NEW YORK--(BUSINESS WIRE)--Conducting due diligence on private equity investments overseas can present substantial challenges, and those interested in doing a thorough search need to research a variety of sources. Randy Shain, founder of BackTrack Reports (nka First Advantage), told a recent gathering of professionals at the CFA Society of Washington, D.C.’s International Due Diligence For Private Equity Investments Forum, that doing due diligence across borders is not easy, and those undertaking this activity need to take special steps to assure their success.
“Conducting good due diligence means not skipping steps even if getting certain information may seem difficult or almost impossible,” Shain remarked. “Access to some information overseas is more limited than here in the US. But, investors must exercise caution since omitting certain searches leads to not uncovering the seemingly small inconsistencies or events that might make a big difference to an investment decision.”

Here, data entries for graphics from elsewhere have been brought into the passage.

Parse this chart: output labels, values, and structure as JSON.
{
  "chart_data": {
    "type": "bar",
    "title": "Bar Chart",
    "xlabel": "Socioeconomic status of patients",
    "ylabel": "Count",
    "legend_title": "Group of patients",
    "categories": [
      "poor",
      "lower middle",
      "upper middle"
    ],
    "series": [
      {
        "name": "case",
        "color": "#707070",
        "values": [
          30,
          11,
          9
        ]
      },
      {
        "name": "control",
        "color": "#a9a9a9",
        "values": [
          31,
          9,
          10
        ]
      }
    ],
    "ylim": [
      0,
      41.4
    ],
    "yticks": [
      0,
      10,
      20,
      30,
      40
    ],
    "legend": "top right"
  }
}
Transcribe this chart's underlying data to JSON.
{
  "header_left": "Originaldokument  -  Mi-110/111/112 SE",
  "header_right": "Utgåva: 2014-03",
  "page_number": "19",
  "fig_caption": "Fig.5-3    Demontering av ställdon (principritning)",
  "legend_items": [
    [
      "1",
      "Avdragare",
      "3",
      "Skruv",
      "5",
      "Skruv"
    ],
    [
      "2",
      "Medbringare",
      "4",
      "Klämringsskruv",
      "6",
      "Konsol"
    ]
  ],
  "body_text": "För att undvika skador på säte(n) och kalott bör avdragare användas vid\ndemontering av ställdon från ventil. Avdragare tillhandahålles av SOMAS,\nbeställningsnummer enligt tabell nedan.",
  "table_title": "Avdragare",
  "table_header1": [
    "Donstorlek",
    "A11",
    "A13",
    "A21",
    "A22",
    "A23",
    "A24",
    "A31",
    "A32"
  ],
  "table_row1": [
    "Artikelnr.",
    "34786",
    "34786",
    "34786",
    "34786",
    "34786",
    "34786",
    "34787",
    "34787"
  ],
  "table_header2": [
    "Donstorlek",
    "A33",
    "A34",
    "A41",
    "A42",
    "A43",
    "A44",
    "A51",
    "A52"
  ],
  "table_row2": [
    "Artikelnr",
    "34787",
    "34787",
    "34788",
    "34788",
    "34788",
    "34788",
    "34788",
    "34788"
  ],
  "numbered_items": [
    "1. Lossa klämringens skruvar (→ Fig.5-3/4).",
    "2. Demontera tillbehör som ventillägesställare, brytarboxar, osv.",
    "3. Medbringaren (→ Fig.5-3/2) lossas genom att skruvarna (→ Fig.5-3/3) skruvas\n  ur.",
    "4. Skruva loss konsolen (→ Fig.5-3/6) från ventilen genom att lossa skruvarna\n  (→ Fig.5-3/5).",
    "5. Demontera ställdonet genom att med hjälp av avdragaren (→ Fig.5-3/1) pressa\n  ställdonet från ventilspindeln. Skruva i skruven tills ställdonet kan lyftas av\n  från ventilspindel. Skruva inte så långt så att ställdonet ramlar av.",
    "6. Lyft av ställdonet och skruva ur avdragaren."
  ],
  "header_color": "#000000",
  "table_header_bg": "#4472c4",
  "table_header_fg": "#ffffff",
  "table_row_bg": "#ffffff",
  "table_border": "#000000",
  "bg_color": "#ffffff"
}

Shain indicated that such sources of information as court cases can be less revealing overseas since many societies tend to have less litigation than in the U.S. Still, Shain said that thorough due diligence means scouring court records for those suits that do exist and as always, carefully reviewing news services, corporate records and regulatory filings. Overseas, it is also imperative to trace where people may have lived and undertake due diligence in all the countries and regions in which a person has resided. Being able to speak with former colleagues continues to be one of the best ways of getting good information and color on a person’s background and character.
“You are looking for a pattern of behavior,” said Shain. “Exaggerations about educational background, lawsuits, tax liens, jobs omitted from biographies - all can lead to further scrutiny of someone’s credibility.”
As for investors looking at private equity managers, they like to see longevity of staff members, especially focusing on whether any had left a previous fund prior to the end of its life cycle. The functioning of the back office is also an important issue, as the typical investment in a private equity fund lasts 10 years, a lifetime in the investment world.